My daughter-in-law doesn’t have WiFi, but her five-year-old son has been doing these take-home booklets his preschool teachers sent home, and they’ve been reading drawing, practicing letters and words, and learning about planets.
How can parents support teachers during this time?
Be there for your kids but if they don't get everything done, it’s not the end of the world. Be flexible. Enjoy time with your kids and looking at what they’re doing. One mom of one of my students works and runs a business from home and the only time she has to do this is over the weekend so that’s what her kid does. That’s how it has to be, but it’s just for a time, even if that’s for seven weeks - or seven months! - that is still just for a time. I never really learned this til I was homeschooling, but public schools don’t finish all their lesson plans and workbooks every year. So don’t get caught up in having to do everything in the ‘Nth degree.
Overall, how do you think remote teaching went?

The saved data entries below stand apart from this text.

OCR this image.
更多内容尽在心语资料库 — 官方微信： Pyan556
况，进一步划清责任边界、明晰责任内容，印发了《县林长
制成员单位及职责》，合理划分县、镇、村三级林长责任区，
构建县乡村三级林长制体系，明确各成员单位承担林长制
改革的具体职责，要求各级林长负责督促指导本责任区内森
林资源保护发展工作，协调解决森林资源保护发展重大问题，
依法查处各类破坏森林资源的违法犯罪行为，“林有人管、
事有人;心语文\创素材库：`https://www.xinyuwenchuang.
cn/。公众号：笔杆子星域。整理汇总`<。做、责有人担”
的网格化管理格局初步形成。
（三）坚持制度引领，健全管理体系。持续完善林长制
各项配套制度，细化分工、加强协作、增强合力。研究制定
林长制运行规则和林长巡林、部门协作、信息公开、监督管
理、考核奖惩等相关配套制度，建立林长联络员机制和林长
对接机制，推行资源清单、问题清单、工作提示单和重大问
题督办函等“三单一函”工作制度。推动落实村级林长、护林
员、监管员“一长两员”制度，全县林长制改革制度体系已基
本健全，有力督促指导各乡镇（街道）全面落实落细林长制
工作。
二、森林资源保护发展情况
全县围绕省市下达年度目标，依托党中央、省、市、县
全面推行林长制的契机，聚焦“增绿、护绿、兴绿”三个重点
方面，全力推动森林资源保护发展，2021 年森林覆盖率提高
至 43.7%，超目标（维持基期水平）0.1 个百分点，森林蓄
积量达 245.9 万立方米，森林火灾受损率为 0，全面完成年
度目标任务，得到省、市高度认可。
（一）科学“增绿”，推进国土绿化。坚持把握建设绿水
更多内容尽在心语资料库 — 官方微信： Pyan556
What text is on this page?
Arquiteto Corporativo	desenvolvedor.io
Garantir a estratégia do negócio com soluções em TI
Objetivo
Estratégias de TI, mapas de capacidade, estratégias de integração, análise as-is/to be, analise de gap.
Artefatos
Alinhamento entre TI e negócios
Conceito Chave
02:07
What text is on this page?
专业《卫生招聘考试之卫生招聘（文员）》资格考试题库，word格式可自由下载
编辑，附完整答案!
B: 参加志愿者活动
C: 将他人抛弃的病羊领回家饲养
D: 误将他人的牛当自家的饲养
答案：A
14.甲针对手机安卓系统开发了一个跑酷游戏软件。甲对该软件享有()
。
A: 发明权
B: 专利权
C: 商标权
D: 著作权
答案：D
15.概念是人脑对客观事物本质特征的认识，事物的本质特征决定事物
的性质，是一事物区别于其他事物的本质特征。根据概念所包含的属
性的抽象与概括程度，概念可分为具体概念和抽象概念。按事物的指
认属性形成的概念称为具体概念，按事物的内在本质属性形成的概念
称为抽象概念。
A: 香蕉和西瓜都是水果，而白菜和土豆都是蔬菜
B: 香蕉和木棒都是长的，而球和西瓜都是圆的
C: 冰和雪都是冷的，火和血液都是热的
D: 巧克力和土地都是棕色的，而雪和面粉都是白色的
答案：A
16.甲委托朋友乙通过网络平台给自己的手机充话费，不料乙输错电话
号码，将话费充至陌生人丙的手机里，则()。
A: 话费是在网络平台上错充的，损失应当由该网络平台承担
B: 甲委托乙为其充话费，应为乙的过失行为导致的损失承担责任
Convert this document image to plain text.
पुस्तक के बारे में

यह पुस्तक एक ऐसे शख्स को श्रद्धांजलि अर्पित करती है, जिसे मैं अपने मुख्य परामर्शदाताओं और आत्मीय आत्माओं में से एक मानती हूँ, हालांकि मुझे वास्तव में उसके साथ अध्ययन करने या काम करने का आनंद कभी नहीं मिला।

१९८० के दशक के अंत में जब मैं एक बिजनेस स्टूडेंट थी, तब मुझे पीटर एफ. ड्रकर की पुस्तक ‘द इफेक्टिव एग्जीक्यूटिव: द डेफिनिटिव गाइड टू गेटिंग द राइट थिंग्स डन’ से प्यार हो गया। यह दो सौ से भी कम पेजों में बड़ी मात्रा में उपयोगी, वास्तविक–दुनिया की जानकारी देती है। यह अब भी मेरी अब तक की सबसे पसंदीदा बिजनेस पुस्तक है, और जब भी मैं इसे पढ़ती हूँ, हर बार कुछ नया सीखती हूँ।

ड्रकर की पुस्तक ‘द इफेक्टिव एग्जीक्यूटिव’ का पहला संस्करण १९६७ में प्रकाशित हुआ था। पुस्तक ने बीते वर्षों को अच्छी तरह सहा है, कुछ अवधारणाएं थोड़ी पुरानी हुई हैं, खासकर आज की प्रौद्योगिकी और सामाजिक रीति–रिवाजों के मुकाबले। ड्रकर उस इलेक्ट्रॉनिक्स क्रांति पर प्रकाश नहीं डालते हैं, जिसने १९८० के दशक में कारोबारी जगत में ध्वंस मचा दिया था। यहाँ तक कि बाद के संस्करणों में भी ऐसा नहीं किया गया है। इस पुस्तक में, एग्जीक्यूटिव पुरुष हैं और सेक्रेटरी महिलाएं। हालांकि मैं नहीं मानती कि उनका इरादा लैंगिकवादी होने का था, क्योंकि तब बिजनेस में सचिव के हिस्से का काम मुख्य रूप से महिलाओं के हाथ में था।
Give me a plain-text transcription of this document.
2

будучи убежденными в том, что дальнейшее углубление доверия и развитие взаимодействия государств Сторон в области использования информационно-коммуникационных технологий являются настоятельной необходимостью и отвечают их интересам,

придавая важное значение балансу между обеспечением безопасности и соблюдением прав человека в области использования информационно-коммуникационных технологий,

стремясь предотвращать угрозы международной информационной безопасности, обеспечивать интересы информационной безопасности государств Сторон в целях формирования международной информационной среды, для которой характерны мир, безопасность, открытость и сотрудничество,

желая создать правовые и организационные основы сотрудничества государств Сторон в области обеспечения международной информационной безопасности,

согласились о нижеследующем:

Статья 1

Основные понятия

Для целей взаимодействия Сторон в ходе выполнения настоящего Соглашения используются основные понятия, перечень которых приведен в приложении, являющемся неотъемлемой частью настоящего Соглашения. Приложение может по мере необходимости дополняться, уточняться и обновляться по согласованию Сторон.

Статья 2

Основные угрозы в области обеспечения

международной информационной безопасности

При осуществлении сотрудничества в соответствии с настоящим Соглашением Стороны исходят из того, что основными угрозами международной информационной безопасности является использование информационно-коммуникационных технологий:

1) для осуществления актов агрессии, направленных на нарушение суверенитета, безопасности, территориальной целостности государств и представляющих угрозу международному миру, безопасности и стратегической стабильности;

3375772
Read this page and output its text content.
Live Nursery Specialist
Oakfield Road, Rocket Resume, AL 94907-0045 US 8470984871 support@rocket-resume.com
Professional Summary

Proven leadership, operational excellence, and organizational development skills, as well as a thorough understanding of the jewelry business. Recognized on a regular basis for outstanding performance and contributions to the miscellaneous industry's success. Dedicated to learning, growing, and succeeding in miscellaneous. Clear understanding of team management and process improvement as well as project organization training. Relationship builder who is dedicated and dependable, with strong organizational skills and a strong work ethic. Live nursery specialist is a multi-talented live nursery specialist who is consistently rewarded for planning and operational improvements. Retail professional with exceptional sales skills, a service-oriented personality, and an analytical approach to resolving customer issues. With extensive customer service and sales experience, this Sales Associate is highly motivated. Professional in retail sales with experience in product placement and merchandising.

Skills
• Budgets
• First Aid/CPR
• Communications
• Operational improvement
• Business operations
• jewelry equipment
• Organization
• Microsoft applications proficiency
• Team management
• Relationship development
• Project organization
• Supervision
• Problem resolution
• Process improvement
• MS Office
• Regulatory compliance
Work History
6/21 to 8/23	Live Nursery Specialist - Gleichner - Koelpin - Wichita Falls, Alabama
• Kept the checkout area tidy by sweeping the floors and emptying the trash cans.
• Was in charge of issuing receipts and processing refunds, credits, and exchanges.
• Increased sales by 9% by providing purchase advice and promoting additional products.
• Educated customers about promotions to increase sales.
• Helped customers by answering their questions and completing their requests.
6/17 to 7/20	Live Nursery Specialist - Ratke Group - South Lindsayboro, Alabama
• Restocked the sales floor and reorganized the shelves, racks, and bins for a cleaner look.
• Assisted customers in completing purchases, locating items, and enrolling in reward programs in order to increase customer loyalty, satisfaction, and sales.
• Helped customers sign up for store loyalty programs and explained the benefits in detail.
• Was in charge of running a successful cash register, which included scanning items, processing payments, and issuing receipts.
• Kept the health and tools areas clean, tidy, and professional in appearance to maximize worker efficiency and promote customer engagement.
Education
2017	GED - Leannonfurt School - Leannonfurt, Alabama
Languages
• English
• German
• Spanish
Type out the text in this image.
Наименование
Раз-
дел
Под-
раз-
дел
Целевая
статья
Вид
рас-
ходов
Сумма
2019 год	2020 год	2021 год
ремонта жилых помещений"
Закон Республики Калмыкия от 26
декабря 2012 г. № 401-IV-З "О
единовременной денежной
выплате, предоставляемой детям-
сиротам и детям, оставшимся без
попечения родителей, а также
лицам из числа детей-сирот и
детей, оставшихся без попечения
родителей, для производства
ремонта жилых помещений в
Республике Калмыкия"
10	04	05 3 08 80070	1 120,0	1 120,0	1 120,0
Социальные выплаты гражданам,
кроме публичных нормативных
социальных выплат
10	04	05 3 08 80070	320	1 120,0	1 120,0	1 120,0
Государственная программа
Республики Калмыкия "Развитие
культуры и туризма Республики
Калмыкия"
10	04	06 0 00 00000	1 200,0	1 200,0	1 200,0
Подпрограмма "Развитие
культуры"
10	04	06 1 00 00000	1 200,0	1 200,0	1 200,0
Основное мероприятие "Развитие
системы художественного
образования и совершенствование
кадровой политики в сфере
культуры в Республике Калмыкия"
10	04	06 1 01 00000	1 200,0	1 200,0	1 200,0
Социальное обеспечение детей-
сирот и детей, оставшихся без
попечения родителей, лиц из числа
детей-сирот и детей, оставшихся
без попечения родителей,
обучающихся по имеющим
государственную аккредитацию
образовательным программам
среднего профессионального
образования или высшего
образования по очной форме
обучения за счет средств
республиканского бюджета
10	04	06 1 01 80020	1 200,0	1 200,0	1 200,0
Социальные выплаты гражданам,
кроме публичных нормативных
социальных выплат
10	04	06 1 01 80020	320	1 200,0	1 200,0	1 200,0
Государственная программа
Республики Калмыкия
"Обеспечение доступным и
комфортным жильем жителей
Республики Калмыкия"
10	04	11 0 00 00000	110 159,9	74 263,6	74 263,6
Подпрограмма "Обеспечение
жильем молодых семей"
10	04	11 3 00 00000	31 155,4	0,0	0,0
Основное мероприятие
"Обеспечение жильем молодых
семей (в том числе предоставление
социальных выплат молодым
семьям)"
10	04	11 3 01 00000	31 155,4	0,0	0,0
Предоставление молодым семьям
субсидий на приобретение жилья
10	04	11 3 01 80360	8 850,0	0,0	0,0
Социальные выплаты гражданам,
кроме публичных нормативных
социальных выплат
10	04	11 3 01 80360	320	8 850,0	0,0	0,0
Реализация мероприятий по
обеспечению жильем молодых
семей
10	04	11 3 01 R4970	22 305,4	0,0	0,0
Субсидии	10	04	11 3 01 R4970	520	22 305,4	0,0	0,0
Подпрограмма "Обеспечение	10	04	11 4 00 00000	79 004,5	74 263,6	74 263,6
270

After the initial shock and learning curve, I think online learning went really well! It was definitely an experiment in flexibility in patience. Online learning provides plenty of opportunities to get creative for teachers, students, and parents.
Any final takeaways for teachers move to remote teaching?
Keep that relationship going with your kids because with all the online technology you can lose touch. I’ve been personally writing back to everyone who submits something and call them by name and interact with them and connect with them. That is an intentional way to keep those relationships going when you’re doing e-learning. Talk to them online just as you’d talk to them in school. Some of the teachers for younger classes are even doing bedtime stories for them! That relationship aspect is important even when - especially when - you’re online.
Seems like a great time to hire a tutor, too, if you can!